CPU Utilization: Before processing – ~5.8%; After processing – ~8.7%.
Output Quality: Responses are slow and often inappropriate or low-quality.
Additional Details:
RAM Usage: I have 16 GB of RAM installed, with about 8 GB free before running the model and approximately 2 GB free during inference.
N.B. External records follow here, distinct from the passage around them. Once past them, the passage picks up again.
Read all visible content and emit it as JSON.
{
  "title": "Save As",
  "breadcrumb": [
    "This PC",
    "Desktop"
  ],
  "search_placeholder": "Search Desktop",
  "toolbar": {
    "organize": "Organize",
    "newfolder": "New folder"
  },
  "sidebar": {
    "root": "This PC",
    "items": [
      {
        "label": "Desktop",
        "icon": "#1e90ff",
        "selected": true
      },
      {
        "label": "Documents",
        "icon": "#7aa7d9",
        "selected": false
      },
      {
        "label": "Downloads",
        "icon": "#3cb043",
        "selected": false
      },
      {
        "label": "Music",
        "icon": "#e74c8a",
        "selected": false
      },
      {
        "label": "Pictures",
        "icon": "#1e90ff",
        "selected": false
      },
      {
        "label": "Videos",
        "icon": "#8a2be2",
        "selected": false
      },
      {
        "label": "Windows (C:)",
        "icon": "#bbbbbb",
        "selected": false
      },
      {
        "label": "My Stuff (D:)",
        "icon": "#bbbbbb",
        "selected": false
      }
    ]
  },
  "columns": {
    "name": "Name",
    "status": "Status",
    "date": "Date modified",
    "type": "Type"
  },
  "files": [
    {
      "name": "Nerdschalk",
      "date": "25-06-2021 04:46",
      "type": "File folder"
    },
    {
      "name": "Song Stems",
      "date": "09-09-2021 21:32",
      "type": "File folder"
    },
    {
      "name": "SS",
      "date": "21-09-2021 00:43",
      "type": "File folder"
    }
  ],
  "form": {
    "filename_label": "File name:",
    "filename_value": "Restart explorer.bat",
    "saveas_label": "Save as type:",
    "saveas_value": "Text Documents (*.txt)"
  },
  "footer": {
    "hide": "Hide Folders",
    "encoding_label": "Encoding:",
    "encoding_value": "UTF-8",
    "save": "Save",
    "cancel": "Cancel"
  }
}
There doesn’t seem to be a RAM bottleneck.
GPU: My laptop does not have a GPU, which I suspect might be contributing to the slow performance with the larger model.
Model Quantization: Using Q2_K quantization for both 7B and 13B models.
Attempts to Resolve:
Reduced desired_word_count: Tried lowering the word count to see if it affects performance.
Optimized Parameters: Adjusted parameters like temperature and top_p for better responses.
Library Updates: Ensured that llama_cpp is up-to-date.
System Monitoring: Checked RAM and CPU usage during model inference.
Tried Different Prompts: Simple prompts are slow but manageable; complex prompts are excessively slow and incomplete.
Questions:
Performance Optimization: What can I do to optimize the performance of the LLaMA 13B model on a CPU-only system with 16 GB RAM?
Inappropriate Responses: Why are the responses with the 13B model inappropriate despite longer processing times?
Quantization Issues: Could the Q2_K quantization be causing compatibility or performance issues with the llama_cpp library?
What I’ve Tried So Far:
Running the same script with the LLaMA 7B model works efficiently.
Lowering the max_output_tokens to reduce processing time.
Ensuring all libraries are updated to their latest versions.
Monitoring system resources to identify potential bottlenecks.
Attempting to use different quantization settings without success.
Additional Information:
When I use prompts like “write a detailed essay on Allama Iqbal”, it takes about 25 minutes to generate a response, leading me to stop the program before it completes because I’m unsure how much longer it will take.